You’ve heard the phrase ‘a culture of content’, right? Well, you’re going to hear it a lot more this year.
Why? There’s a good chance your organisation has not only heard about content marketing – with all its benefits– but started to walk the walk.
Only practising content marketing isn’t easy. That’s especially the case beyond the short-term of a few weeks or months. It’s one thing to plan and launch a content programme, maybe hire some external experts (you know the type) but another to make content marketing scale.
One way is to make sure almost anyone in your organisation can contribute, not only those in the marketing department or those with a goal of contributing in their annual review.
Analysts such as Rebecca Lieb at Altimeter may well have been the first to start talking about ‘a culture of content’, two or three years back, as they took a big step back and assessed what it’d take for most organisations to reap all the benefits of this content marketing thing that had started to buzz.
It might not have been just down to Rebecca and co – Andrea Goulet Ford wrote the book on the subject and others still can stake a claim – but that’s really not the point. We’ve come to accept a culture of content will be a good thing for most of us, as people who buy things expect organisations to change the ways in which they communicate.
Lieb’s report on the subject was published as a Slideshare. Slide 9 is where you’ll find the maturity model, pulled out as a screen grab if you don’t want to scroll through:
The five stages all make sense. Forget the first one for the moment – if you’re reading this you’re likely already beyond that. Also the fifth stage is for the content marketing elite. If you can charge for what you produce you’ve really made it. That isn’t just about Red Bull but think about newsstand magazine Porter from clothes retailer Net-a-Porter or Ford taking out advertising on GE’s thisbuiltamerica.com.

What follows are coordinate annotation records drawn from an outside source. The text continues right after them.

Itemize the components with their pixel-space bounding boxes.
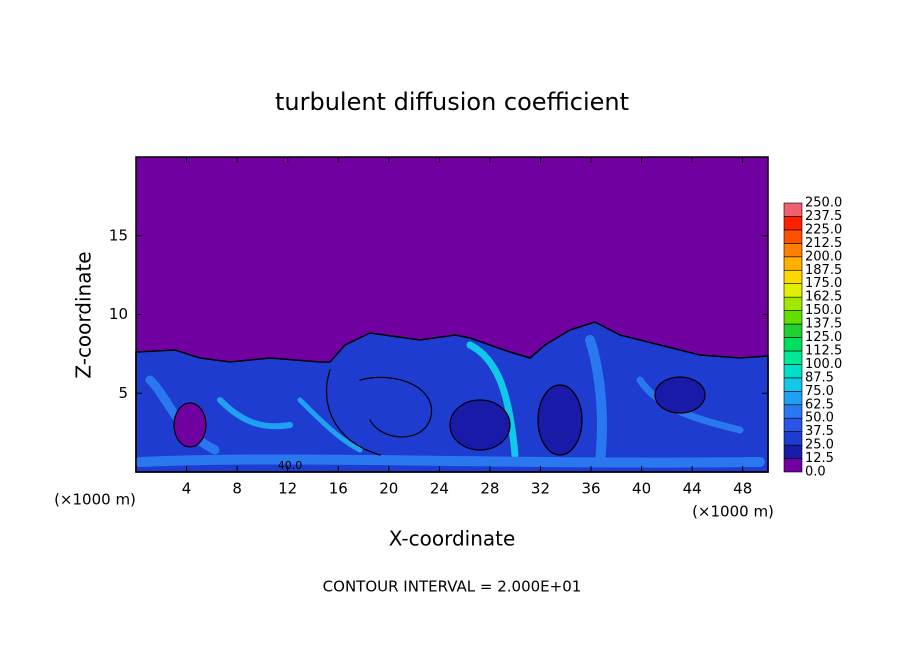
x-tick-label: 16 bbox=[329, 480, 348, 498]
y-axis-label: Z-coordinate bbox=[72, 251, 96, 378]
colorbar-segment bbox=[783, 390, 803, 406]
colorbar-segment bbox=[783, 229, 803, 244]
colorbar-segment bbox=[783, 364, 803, 379]
colorbar-segment bbox=[783, 202, 803, 217]
colorbar-segment bbox=[783, 310, 803, 325]
colorbar-label: 175.0 bbox=[805, 276, 842, 291]
colorbar-label: 50.0 bbox=[805, 411, 834, 426]
colorbar-label: 212.5 bbox=[805, 236, 842, 251]
x-tick-label: 4 bbox=[182, 480, 192, 498]
colorbar-label: 225.0 bbox=[805, 222, 842, 237]
colorbar-label: 112.5 bbox=[805, 343, 842, 358]
colorbar-label: 237.5 bbox=[805, 209, 842, 224]
field-structures bbox=[135, 335, 765, 468]
x-tick-label: 48 bbox=[733, 480, 752, 498]
colorbar-segment bbox=[783, 458, 803, 473]
colorbar-label: 37.5 bbox=[805, 424, 834, 439]
colorbar-label: 12.5 bbox=[805, 451, 834, 466]
colorbar-label: 125.0 bbox=[805, 330, 842, 345]
x-tick-label: 24 bbox=[430, 480, 449, 498]
colorbar-label: 75.0 bbox=[805, 384, 834, 399]
colorbar-label: 25.0 bbox=[805, 438, 834, 453]
colorbar-label: 187.5 bbox=[805, 263, 842, 278]
colorbar-label: 62.5 bbox=[805, 397, 834, 412]
y-unit: (×1000 m) bbox=[54, 491, 136, 509]
y-tick-label: 5 bbox=[118, 384, 128, 402]
colorbar-segment bbox=[783, 444, 803, 459]
colorbar-segment bbox=[783, 269, 803, 284]
annotation: CONTOUR INTERVAL = 2.000E+01 bbox=[323, 578, 582, 596]
contour-label: 40.0 bbox=[278, 459, 303, 472]
x-axis-label: X-coordinate bbox=[389, 527, 516, 551]
colorbar-segment bbox=[783, 296, 803, 311]
x-tick-label: 44 bbox=[683, 480, 702, 498]
colorbar-segment bbox=[783, 350, 803, 365]
x-tick-label: 40 bbox=[632, 480, 651, 498]
colorbar-segment bbox=[783, 417, 803, 432]
colorbar-label: 0.0 bbox=[805, 465, 826, 480]
colorbar-segment bbox=[783, 283, 803, 298]
colorbar-segment bbox=[783, 337, 803, 352]
colorbar-segment bbox=[783, 216, 803, 231]
x-tick-label: 8 bbox=[232, 480, 242, 498]
x-tick-label: 32 bbox=[531, 480, 550, 498]
field-region bbox=[135, 321, 769, 473]
x-tick-label: 12 bbox=[278, 480, 297, 498]
contour-field bbox=[135, 157, 769, 473]
colorbar-segment bbox=[783, 431, 803, 446]
colorbar-label: 87.5 bbox=[805, 370, 834, 385]
x-tick-label: 36 bbox=[581, 480, 600, 498]
colorbar-label: 137.5 bbox=[805, 317, 842, 332]
x-tick-label: 28 bbox=[480, 480, 499, 498]
colorbar-label: 100.0 bbox=[805, 357, 842, 372]
chart-title: turbulent diffusion coefficient bbox=[275, 88, 629, 116]
colorbar-label: 162.5 bbox=[805, 290, 842, 305]
x-unit: (×1000 m) bbox=[692, 503, 774, 521]
x-tick-label: 20 bbox=[379, 480, 398, 498]
colorbar-label: 200.0 bbox=[805, 249, 842, 264]
colorbar-segment bbox=[783, 256, 803, 271]
colorbar-label: 150.0 bbox=[805, 303, 842, 318]
colorbar-segment bbox=[783, 377, 803, 392]
colorbar-segment bbox=[783, 243, 803, 258]
colorbar-segment bbox=[783, 323, 803, 338]
colorbar-label: 250.0 bbox=[805, 196, 842, 211]
colorbar-segment bbox=[783, 404, 803, 419]
y-tick-label: 10 bbox=[109, 305, 128, 323]
y-tick-label: 15 bbox=[109, 226, 128, 244]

No, most of the people we work with are in the second and third stages. Making that move to a proper culture of content is hard.
For one thing, even some large companies can’t devote much time, let alone a single employee, to an editor role. Even when they do, much like outsourcing this role to someone like Collective Content, properly having the authority to tell other, often senior, people what to do is rare. (This is what editors in the media do. When you see this on TV/film, for once it’s not made up.)

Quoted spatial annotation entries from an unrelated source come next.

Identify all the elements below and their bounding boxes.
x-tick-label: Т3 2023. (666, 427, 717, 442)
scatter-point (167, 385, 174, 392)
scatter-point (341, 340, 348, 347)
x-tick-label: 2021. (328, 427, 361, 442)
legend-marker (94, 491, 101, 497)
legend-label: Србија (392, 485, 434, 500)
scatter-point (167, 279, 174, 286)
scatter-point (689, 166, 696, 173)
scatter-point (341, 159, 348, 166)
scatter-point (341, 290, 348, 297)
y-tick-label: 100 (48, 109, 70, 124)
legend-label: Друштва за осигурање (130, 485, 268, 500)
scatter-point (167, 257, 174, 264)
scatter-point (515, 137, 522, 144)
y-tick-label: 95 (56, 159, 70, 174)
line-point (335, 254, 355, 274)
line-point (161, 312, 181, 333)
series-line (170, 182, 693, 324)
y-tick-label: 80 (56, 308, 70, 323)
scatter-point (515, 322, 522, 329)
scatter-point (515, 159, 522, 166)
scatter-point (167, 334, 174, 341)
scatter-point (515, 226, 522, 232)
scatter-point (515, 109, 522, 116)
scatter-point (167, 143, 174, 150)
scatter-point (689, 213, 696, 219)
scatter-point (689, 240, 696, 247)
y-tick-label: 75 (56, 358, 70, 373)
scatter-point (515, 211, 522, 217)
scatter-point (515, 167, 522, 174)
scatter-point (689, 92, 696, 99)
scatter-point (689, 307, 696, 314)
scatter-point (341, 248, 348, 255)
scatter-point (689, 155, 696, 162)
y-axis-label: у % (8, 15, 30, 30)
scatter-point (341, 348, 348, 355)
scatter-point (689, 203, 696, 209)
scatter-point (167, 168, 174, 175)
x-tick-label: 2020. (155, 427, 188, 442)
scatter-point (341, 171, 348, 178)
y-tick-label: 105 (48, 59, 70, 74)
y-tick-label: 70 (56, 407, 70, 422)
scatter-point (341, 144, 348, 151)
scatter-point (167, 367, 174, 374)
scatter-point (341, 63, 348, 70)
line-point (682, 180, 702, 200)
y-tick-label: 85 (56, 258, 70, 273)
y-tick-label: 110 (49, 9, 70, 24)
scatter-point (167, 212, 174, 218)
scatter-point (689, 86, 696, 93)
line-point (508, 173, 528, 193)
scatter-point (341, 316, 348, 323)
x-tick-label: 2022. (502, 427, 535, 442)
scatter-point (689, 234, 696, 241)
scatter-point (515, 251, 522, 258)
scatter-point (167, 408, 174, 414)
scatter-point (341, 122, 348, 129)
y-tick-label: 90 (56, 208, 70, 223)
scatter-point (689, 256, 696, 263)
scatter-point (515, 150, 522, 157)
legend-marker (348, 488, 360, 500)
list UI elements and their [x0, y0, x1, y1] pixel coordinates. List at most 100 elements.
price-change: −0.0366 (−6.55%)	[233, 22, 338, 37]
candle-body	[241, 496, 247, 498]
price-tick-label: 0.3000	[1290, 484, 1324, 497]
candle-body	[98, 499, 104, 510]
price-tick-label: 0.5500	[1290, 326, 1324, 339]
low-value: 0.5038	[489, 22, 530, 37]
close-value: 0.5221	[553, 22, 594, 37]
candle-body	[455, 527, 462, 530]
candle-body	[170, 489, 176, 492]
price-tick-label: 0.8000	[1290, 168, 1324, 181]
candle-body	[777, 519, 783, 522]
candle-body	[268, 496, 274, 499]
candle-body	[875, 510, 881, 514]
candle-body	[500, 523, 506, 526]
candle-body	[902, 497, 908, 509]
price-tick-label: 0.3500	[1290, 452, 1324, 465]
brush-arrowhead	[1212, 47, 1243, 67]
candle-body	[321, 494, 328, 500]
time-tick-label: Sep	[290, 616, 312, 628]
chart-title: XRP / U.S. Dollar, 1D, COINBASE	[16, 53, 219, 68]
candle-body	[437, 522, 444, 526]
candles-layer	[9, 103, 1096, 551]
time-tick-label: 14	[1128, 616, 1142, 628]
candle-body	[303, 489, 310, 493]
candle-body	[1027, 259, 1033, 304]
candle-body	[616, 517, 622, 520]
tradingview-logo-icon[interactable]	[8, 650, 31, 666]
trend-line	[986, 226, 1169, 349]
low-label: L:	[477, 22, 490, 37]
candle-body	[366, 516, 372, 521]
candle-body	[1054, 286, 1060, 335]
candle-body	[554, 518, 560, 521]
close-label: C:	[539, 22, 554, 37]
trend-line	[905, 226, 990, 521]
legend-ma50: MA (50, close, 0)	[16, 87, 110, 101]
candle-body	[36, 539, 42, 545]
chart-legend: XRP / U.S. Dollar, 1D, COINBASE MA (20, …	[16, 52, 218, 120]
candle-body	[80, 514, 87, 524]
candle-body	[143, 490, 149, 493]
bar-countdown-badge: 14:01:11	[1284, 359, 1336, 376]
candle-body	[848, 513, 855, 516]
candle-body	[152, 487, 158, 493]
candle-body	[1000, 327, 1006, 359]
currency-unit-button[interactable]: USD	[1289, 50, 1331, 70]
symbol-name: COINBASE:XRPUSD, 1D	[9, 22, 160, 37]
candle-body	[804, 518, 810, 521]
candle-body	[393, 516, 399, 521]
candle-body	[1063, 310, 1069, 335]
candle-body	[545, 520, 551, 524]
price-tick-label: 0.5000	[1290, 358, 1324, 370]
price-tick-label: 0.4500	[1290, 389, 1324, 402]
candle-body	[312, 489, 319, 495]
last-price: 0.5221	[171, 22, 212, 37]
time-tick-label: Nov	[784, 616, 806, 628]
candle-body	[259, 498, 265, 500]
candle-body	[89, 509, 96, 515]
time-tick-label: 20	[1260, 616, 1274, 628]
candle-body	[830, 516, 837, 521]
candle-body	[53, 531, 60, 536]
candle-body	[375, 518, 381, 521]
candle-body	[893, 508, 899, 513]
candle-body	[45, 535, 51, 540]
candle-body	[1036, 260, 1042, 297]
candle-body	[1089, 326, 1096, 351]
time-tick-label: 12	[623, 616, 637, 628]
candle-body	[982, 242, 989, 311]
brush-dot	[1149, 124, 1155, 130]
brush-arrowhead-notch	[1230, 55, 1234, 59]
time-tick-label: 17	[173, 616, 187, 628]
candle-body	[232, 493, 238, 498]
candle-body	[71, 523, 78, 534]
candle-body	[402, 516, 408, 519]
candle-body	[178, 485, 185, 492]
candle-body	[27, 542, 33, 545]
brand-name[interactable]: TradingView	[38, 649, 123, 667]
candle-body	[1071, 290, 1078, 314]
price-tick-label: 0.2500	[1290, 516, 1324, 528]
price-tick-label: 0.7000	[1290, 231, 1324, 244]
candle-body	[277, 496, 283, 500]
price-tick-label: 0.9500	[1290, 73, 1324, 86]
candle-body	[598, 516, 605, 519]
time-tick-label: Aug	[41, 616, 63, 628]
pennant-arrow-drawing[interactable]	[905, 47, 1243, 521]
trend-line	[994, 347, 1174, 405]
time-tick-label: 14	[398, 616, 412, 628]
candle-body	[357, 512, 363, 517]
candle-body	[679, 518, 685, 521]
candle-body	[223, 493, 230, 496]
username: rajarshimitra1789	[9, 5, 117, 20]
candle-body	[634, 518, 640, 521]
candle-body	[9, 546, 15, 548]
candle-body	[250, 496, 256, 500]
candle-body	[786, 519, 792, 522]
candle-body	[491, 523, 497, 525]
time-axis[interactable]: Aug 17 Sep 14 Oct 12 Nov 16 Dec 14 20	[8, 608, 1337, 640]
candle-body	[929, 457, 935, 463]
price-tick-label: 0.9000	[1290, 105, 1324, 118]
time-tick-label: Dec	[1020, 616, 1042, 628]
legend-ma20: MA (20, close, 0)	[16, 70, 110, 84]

So what’s the advice? This seems to be the best practice that you’ll find others saying:
- Invest in your people and processes
- Make approvals swift (this is perhaps the hardest thing to do)
- Give your creative types what they need to create great content – preferably in real-time.
We couldn’t agree more but we’d add:
- Use all employees – this is not just about HiPPO, the highest paid person’s opinion
- Think about the front line customer support staff (they always have great stories), sales reps, your key engineers or product people, the oldest serving employee (like this woman – a Madison Avenue veteran… )
- And if you’re finding it hard getting access to the right people? That only emphasises how much all of this needs senior buy-in.
We’re excited about helping organisations develop a true culture of content. We know lots of progressive marketers who are also determined to get there. It won’t be easy. But it’ll be worth it.